While it is a good idea to deal with ordinary human anger before the sun sets, the context isn’t about the anger that I feel when someone messes up my plans. This admonition is for righteous indignation, the rage felt when someone messes with the will of God. He says that I need to take care of that wrath before I go to bed at night.
The first way is by prayer. As I talk with God about unjust world and local events, I am giving my concerns to Him. During such conversations, He may take them from me, or He could ask me to do something about it. How many shelters, orphanages, group homes, rehab centers, and so on exist because someone took their rage over human suffering to God and He gave them a job to do in His name?
But if I do not talk to God and instead nurse the rage, the devil finds fertile ground to jump in and get me to do his bidding instead of whatever the Lord might want me to do, or not do. Not only that, I’ve noticed more and more that I cannot easily hear God speak when I am angry. It is during my anger that I am vulnerable to Satan’s lies.

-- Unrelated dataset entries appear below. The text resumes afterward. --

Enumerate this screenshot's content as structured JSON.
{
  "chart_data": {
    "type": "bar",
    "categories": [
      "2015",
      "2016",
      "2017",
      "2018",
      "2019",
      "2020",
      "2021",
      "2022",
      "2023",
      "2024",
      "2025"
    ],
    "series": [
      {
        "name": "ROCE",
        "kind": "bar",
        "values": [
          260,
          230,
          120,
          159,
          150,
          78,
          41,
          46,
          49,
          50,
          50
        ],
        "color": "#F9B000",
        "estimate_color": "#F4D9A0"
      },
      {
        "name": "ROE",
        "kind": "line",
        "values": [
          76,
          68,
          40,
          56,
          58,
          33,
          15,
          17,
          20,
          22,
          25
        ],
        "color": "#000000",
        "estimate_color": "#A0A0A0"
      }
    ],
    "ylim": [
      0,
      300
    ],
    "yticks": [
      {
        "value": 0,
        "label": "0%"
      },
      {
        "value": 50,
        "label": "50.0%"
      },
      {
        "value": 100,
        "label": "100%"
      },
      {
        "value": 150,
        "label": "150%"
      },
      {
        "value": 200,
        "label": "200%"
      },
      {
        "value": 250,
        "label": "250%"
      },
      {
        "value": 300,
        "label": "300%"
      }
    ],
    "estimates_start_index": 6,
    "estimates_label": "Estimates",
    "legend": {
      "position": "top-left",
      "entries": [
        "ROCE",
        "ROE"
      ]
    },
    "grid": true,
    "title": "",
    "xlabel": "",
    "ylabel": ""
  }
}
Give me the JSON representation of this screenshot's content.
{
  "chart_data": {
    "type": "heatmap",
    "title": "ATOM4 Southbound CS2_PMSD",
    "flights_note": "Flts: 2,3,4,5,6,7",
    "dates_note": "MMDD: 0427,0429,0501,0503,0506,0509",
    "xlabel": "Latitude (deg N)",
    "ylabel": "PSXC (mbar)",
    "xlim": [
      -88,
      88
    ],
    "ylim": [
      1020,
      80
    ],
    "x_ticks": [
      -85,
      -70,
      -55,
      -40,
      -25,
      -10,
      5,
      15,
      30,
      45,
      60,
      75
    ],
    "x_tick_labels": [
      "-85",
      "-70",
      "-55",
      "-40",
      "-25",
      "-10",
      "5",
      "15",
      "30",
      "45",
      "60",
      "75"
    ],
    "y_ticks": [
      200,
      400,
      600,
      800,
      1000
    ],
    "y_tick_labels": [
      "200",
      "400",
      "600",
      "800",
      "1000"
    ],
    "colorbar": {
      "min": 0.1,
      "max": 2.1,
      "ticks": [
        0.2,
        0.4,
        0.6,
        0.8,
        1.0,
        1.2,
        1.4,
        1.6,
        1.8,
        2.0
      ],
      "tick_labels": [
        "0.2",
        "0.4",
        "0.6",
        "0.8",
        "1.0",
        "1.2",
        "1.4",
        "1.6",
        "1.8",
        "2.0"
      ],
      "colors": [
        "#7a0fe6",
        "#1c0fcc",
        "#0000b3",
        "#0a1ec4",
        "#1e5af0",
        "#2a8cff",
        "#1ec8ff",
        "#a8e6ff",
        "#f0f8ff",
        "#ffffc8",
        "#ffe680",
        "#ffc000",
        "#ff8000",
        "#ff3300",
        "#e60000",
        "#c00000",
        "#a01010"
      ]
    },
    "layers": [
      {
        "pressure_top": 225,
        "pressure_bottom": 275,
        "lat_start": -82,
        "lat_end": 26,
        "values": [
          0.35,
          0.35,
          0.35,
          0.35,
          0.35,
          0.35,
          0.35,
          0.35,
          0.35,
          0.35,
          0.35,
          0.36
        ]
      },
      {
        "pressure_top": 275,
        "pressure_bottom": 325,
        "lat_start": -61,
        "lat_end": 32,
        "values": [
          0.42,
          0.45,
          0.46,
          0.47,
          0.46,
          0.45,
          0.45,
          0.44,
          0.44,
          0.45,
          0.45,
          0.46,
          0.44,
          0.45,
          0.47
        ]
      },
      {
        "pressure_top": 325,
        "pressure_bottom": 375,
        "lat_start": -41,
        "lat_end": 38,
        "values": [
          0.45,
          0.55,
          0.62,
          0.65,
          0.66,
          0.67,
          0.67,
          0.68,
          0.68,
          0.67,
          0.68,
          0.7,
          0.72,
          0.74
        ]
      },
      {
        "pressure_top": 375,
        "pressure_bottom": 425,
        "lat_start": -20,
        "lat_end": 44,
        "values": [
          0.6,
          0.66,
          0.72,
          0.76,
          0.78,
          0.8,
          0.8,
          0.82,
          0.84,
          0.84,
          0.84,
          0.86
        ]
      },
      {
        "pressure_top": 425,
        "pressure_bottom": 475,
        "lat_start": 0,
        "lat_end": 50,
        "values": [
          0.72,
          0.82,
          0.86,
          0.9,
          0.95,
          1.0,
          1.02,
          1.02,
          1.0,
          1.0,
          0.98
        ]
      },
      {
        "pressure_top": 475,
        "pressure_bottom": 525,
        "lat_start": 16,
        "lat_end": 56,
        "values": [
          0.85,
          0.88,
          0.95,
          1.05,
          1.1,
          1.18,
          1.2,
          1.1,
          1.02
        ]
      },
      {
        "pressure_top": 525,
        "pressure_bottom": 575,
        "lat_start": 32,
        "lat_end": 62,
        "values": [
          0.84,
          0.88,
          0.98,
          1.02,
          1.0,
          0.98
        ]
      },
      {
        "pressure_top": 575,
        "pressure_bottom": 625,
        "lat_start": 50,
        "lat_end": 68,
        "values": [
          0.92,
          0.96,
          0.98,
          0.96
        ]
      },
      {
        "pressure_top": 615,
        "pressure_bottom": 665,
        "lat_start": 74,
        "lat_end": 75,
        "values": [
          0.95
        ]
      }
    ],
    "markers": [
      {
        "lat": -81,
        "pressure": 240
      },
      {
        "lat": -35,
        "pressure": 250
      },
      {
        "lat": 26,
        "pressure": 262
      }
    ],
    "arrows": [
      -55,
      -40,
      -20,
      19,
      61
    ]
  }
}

As I look at these verses, they almost sound like a command; “Be angry . . .” in the sense that righteous indignation should never be shut down in the name of “staying calm” because such emotion has a divine purpose. It is okay to be angry about sin and injustice, yet whenever I feel it, I need to pay close attention. My emotions may be a signal from the Lord that He is about to send me into a place or situation to do something about those things that make Him angry also.